Model-based reinforcement learning for active flow control

Recent advances in reinforcement learning (RL) have demonstrated potential for active flow control (AFC), driven primarily by model-free algorithms that optimize control strategy through direct interactions with computational fluid dynamics simulators. However, sample inefficiency poses significant barriers due to the high computational costs of flow simulation. Model-based reinforcement learning (MBRL) addresses this limitation by incorporating surrogate models to reduce the number of expensive environment interactions. Despite its potential, key algorithmic choices within MBRL—such as surrogate model training objectives and utilization strategies—remain insufficiently explored in AFC contexts.
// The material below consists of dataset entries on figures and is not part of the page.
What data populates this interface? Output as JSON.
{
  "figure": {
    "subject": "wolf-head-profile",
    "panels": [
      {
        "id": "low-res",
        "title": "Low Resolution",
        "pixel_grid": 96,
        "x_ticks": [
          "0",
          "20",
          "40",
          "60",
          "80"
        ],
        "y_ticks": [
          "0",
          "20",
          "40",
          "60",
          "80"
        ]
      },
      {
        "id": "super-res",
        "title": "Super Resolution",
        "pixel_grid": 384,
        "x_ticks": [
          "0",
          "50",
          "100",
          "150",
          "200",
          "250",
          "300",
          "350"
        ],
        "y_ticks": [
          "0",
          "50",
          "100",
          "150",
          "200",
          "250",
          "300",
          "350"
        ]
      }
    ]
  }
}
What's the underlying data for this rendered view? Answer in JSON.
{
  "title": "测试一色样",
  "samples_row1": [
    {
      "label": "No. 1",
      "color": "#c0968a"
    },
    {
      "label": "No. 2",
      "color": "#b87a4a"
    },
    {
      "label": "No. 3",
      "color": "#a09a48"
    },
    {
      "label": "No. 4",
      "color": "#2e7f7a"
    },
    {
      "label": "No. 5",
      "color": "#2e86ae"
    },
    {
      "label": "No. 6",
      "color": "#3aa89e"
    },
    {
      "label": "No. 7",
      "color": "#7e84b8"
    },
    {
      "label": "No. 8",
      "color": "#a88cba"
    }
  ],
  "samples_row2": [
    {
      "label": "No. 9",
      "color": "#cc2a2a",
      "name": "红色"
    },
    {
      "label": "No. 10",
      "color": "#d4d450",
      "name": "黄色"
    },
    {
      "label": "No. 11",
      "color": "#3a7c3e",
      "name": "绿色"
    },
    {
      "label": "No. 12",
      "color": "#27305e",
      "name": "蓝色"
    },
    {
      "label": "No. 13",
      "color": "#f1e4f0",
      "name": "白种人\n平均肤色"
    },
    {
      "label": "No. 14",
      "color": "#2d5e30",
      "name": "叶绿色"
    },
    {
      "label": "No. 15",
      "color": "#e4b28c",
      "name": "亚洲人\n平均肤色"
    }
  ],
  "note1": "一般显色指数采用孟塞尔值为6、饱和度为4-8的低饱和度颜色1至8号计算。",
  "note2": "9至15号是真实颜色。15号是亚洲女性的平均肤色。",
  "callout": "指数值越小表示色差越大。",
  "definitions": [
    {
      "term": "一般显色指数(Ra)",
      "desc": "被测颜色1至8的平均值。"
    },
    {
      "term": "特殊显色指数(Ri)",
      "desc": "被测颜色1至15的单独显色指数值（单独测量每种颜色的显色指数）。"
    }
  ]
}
We adapt probabilistic ensembles of fully connected neural networks as surrogate models for predicting state transitions and rewards. This simple architecture achieves sufficient accuracy when trained with a multi-step predictive loss. We compare two representative MBRL approaches: probabilistic ensembles with trajectory sampling (PETS), employing model predictive control, and model-based policy optimization (MBPO), performing direct policy optimization on model-generated rollouts. We evaluate MBRL algorithms on two challenging AFC problems: drag reduction around a cylinder using jet actuation and subsurface reservoir production maximization using well flow rate control. Both MBRL methods match state-of-the-art model-free baseline (proximal policy optimization algorithm) performance while achieving 2–9× better sample efficiency and 2–7× faster convergence. Comprehensive ablation studies reveal that PETS exhibits low hyperparameter sensitivity and minimal data requirements but can converge to local optima. MBPO consistently achieves optimal solutions through superior exploration despite requiring more hyperparameter tuning and occasional training instability. These findings provide crucial insights for practical MBRL implementation in AFC applications.